The Cape Town metropolitan municipality has announced the plan of commissioning an R1.2 billion ($66 million) solar power plant with battery energy capacity. The project aims to drive Cape Town towards becoming the first load-shedding-free city in South Africa.
The solar-cum-storage project will be developed at Paardevlei near Somerset West, a town in Western Cape that is administratively included in the Cape Town metropolitan municipality. Cape Town Mayor Geordin Hill-Lewis announced that the project will yield up to 60 MW of renewable energy, although the official size of the plant and the battery unit were not revealed.
The Paardevlei solar project is one of the two projects that received support from the C40 Cities Finance Facility (CFF). The facility is supported through funding by the German Federal Ministry of Economic Cooperation and Development (BMZ), the French Development Agency (AFD), and the UK Government, and it is implemented by the German development agency GIZ together with the C40 Cities Climate Leadership Group.
The C40 CFF initiative that offers financial and technical assistance to cities for just energy transition will support the Paardevlei solar project team to undertake a technical feasibility study. According to the Mayor, the feasibility study of the solar project is expected to get completed by the end of 2023, with the PV plant’s commissioning planned for mid-2026.
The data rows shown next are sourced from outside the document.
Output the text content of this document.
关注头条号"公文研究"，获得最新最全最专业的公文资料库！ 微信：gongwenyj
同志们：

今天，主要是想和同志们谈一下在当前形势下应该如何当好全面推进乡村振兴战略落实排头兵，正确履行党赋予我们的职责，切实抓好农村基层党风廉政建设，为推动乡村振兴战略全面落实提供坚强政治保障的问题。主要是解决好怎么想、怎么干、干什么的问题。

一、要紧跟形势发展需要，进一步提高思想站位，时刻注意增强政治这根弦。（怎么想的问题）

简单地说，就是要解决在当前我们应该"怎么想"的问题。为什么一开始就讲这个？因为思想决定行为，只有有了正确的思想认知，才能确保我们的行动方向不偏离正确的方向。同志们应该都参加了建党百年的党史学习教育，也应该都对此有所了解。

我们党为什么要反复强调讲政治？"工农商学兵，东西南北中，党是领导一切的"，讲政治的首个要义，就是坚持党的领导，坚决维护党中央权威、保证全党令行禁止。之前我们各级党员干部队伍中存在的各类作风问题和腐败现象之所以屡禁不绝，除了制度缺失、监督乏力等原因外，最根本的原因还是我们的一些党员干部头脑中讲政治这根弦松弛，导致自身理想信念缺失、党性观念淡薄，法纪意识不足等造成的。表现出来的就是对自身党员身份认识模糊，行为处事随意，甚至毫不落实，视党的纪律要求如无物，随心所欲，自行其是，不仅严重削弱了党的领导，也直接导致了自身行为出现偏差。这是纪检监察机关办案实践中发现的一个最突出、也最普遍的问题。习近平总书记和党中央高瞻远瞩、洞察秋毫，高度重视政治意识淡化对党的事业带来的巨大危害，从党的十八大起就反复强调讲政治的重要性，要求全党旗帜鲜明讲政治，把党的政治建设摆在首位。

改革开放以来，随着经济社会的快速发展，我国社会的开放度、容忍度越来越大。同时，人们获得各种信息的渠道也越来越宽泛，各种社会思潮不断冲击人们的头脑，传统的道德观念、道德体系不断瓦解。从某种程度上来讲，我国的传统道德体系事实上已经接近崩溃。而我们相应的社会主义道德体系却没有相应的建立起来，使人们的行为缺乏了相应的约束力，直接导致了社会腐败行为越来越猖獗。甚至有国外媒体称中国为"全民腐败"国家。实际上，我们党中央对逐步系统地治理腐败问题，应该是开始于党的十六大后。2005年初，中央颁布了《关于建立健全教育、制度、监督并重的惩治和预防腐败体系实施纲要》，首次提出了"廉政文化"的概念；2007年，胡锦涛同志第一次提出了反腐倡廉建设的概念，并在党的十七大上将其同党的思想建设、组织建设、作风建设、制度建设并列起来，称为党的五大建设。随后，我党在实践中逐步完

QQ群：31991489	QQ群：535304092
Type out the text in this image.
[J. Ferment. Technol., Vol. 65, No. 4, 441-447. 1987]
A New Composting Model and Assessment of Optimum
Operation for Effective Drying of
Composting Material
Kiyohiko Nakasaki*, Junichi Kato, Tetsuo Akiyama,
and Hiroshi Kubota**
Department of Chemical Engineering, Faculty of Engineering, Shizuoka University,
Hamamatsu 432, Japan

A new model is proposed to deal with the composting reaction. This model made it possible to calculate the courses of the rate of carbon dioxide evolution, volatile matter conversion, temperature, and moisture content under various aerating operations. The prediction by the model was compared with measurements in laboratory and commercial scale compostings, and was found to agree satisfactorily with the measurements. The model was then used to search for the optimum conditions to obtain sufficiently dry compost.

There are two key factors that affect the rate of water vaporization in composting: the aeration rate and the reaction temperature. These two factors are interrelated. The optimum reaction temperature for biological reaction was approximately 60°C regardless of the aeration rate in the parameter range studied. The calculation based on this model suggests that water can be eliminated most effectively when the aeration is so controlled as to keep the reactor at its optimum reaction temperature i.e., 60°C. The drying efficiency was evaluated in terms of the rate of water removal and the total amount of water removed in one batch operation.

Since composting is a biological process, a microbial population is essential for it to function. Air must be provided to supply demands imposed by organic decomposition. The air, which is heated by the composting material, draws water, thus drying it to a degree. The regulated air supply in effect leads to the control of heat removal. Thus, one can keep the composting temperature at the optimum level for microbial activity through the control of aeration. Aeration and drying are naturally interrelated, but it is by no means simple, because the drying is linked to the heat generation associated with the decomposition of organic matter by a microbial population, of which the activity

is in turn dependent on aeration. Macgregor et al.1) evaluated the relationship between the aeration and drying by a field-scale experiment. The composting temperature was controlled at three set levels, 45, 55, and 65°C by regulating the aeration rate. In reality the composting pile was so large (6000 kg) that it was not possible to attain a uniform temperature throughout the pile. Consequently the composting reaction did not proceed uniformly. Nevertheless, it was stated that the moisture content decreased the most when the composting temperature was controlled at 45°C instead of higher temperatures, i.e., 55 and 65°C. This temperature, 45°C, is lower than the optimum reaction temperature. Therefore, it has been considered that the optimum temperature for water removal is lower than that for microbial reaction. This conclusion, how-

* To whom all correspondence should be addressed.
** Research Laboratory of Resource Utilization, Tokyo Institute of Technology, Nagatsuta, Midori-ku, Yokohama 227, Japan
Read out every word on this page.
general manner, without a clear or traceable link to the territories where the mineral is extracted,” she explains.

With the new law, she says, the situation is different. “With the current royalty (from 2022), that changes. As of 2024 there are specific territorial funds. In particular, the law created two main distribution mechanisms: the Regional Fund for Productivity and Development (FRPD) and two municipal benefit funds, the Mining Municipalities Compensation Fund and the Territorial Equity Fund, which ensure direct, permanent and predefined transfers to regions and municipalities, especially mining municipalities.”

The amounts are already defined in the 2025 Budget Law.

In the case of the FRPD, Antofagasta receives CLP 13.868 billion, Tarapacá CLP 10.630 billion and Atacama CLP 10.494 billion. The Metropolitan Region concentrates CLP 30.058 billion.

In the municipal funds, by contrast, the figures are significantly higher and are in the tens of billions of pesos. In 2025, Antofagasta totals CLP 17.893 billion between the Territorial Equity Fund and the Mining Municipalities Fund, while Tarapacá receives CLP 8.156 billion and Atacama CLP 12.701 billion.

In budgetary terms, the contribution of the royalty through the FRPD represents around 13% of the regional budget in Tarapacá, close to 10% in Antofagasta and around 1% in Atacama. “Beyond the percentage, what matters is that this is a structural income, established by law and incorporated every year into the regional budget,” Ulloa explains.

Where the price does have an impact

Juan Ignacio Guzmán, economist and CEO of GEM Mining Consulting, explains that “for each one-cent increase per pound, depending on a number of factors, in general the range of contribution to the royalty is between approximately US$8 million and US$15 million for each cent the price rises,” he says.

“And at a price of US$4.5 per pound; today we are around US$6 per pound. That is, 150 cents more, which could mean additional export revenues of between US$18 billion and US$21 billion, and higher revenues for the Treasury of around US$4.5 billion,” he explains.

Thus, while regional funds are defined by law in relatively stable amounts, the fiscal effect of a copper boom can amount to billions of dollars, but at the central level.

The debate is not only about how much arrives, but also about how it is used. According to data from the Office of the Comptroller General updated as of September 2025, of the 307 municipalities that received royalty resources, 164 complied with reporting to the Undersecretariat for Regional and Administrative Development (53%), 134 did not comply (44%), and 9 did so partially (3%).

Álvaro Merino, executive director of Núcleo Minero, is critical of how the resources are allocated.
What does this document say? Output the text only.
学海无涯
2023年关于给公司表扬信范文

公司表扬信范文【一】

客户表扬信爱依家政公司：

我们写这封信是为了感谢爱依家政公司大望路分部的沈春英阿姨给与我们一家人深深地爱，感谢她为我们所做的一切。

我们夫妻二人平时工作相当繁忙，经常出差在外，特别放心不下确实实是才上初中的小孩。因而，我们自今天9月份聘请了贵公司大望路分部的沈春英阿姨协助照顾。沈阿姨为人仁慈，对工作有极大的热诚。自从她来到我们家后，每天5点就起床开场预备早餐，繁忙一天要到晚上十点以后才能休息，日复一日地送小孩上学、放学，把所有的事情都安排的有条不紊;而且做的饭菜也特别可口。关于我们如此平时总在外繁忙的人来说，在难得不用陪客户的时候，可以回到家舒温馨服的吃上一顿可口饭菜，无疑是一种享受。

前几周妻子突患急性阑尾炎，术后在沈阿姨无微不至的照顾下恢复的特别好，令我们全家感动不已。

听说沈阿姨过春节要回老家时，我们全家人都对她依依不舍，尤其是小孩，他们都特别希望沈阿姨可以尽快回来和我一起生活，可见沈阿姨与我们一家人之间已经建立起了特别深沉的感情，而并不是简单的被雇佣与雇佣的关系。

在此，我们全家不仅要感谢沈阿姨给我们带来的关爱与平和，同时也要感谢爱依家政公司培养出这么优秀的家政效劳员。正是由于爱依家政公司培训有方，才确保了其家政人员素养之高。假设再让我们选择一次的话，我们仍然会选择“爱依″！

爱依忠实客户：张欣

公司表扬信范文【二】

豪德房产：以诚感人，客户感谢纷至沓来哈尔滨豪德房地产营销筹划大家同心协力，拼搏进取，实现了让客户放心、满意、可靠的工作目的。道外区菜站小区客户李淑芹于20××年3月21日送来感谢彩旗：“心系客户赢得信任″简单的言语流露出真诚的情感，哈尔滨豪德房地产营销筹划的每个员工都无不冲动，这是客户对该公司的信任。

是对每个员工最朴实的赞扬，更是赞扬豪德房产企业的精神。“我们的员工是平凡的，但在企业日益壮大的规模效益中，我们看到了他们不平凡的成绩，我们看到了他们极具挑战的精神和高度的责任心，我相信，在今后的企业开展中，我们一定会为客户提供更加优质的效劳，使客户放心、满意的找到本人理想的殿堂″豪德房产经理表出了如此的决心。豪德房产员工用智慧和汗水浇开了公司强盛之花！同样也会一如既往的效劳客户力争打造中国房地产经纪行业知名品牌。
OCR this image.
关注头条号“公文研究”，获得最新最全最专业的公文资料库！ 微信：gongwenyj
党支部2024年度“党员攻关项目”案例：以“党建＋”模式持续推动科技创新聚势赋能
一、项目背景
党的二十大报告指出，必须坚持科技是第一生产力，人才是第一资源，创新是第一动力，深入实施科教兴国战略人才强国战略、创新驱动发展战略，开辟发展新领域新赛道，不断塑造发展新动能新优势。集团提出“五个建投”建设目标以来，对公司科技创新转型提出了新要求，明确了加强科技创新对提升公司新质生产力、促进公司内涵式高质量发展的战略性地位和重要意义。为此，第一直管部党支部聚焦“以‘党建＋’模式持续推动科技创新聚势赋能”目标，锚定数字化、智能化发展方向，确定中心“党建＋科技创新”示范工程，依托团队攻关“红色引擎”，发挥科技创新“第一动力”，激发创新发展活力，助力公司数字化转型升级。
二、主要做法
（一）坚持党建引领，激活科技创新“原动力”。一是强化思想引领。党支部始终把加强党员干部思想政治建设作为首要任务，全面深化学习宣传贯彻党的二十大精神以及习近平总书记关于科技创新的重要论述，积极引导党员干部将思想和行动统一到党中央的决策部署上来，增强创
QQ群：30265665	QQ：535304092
The solar project is a significant step in the journey towards a load-shedding-free Cape Town and freeing the city’s economy from power disruptions. Recently, the City government presented the Building Hope Budget for 2023/24 that proposed an R2.3 billion investment to end load shedding plan over the next three years.
Cape Town is allocating R447 million for the Paardevlei project, with other possible funding options which will be assessed through private-public partnerships (PPP). The City will also consider the IPPs to develop the project and then enter into a power-purchase agreement for the electricity.